In the XGBoost model, follower count was emerged as the strongest predictor of likes, accounting for 60.6% of the model’s feature importance. This finding is consistent with previous studies indicating that creators with larger audiences generally achieve greater visibility and engagement on video-sharing platforms27,28. Once users follow a creator, they are more likely to receive updates and encounter that creator’s videos in their feed, thereby having more opportunities to engage than non-followers28. A larger follower base may also provide broader initial exposure, which in turn increases the likelihood of accumulating user interactions. Although the correlation between follower base and engagement appears robust, the present analysis cannot establish a definitive causal relationship.

This study revealed a negative association between video length and likes. Longer videos were linked to lower viewing ratios and fewer views, with each additional minute estimated to reduce viewership by nearly one-sixth28. Because users’ attention spans are limited and expectations are high, longer videos are less likely to sustain viewing or generate engagement28. Other factors, including certification status and background music, contributed only marginally to predicting likes. Although uploader verification has been recognized as an important factor for enhancing the credibility of health-related videos20,36, its impact on immediate engagement in our dataset was limited. Similarly, while background music may improve the overall viewing atmosphere, it does not appear to be a major factor influencing user engagement27,37.

Limitations

This study has several limitations.

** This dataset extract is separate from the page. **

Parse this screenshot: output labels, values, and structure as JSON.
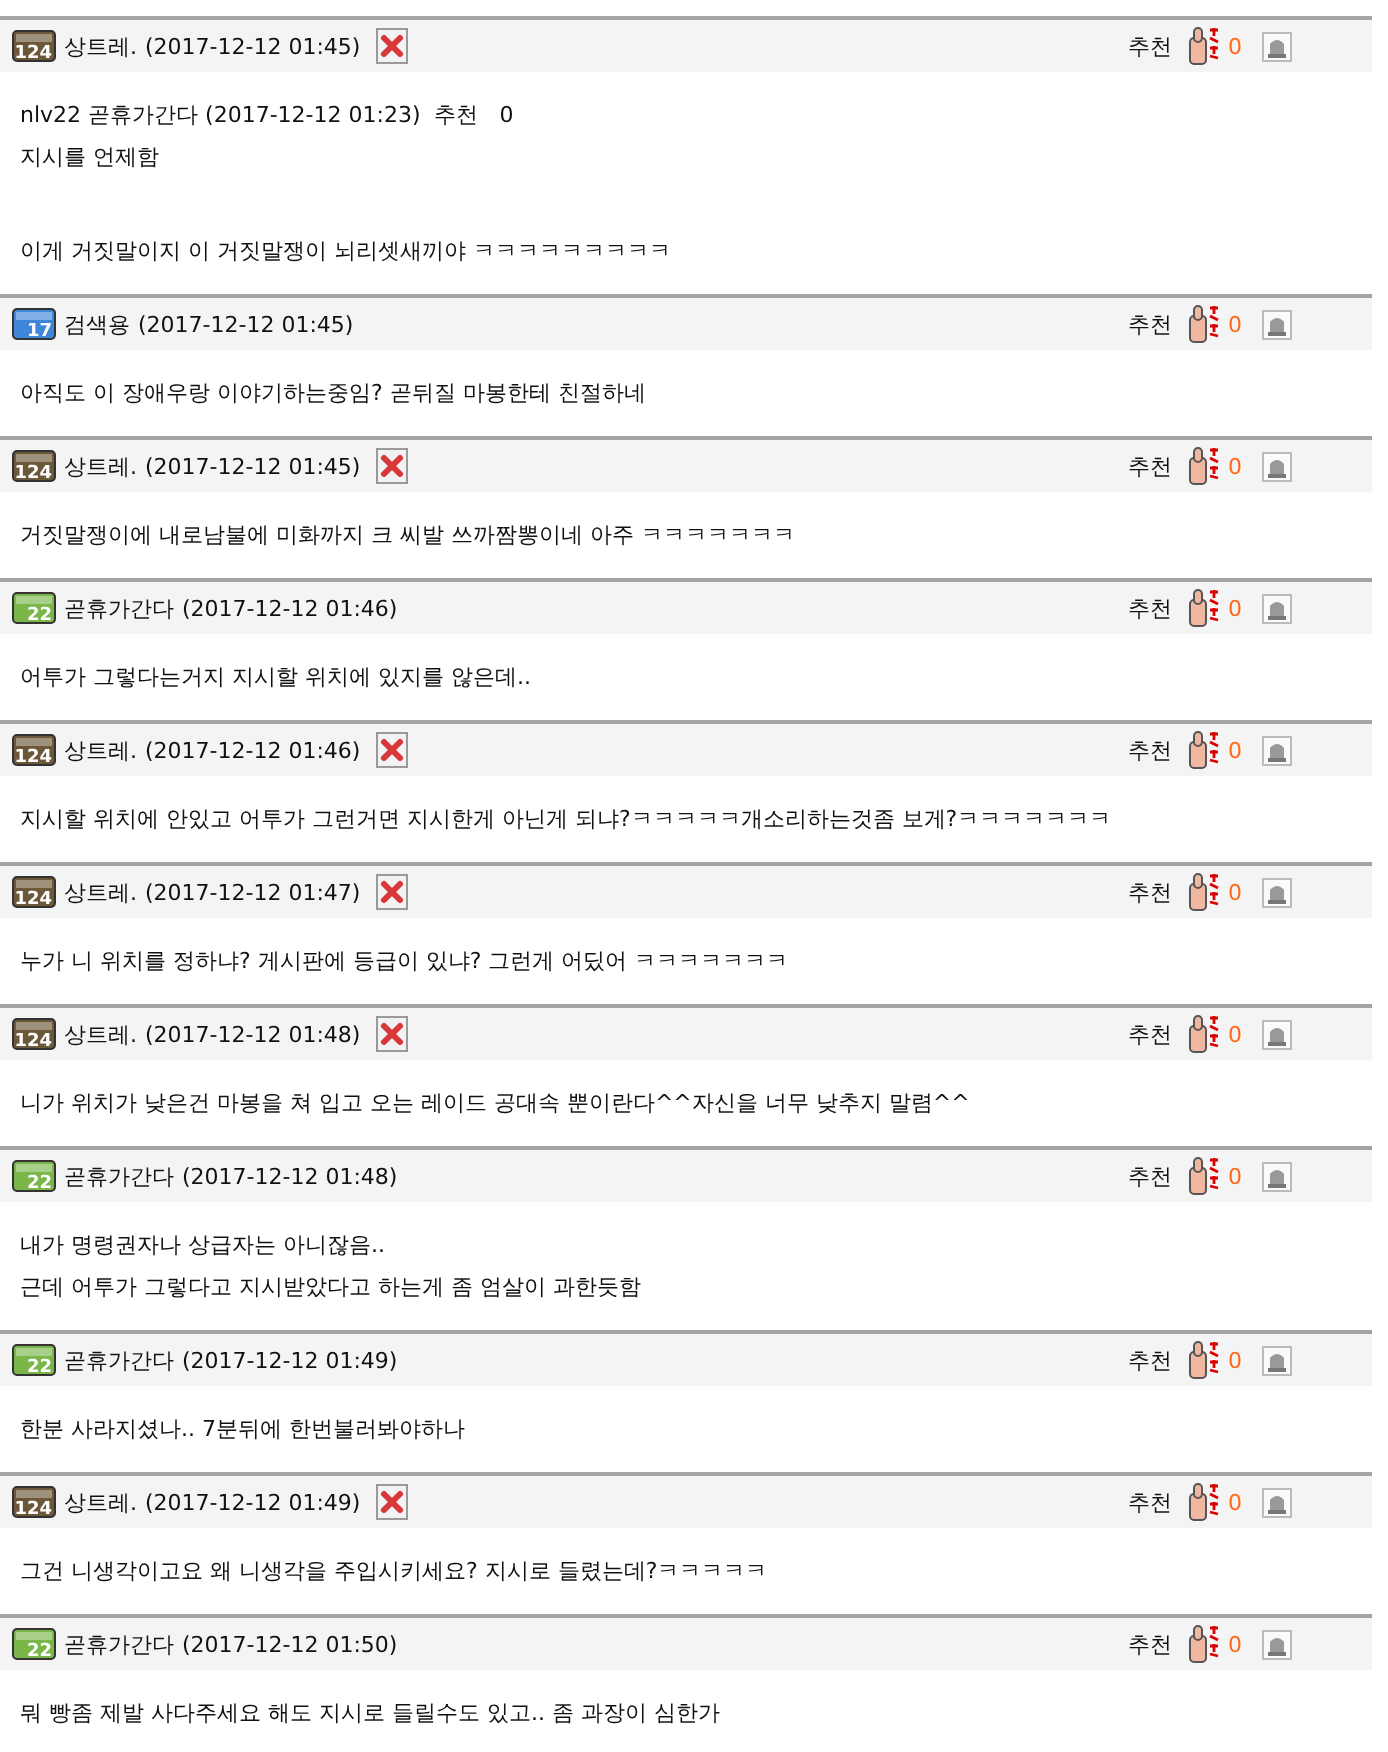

First, restricting the sample to the top 100 videos on TikTok and Bilibili may have introduced algorithm-driven selection bias and excluded other relevant content. Second, the quality assessment tools (GQS and mDISCERN), although widely used in prior research, were not specifically designed for short-form videos and may not fully capture their characteristics. Third, multiple videos from the same uploader could lead to clustering effects and reduce the independence of observations. Fourth, subgroup analyses were limited by small sample sizes and should be regarded as exploratory and hypothesis-generating. Finally, as a cross-sectional study based on data collected on a single day, the findings represent only a snapshot of platform content. Given the algorithm-driven dynamics and cultural specificity of TikTok and Bilibili, the representativeness and generalizability of the results are limited. Future studies should incorporate multi-platform and multi-time-point sampling, as well as patient perspectives and guideline concordance, to provide a more comprehensive evaluation.

Conclusion

This exploratory study offers an overview of the current landscape of DKD–related short videos on TikTok and Bilibili. Overall video quality was suboptimal, particularly regarding information accuracy and source attribution. Videos from professional uploaders were generally of higher quality, and follower count appeared to be associated with greater user engagement. Considering the algorithm-driven sampling, potential clustering among uploaders, and the limited adaptability of evaluation tools to short-form content, these findings should be interpreted as descriptive observations rather than causal inferences, offering a reference point for future systematic and longitudinal research.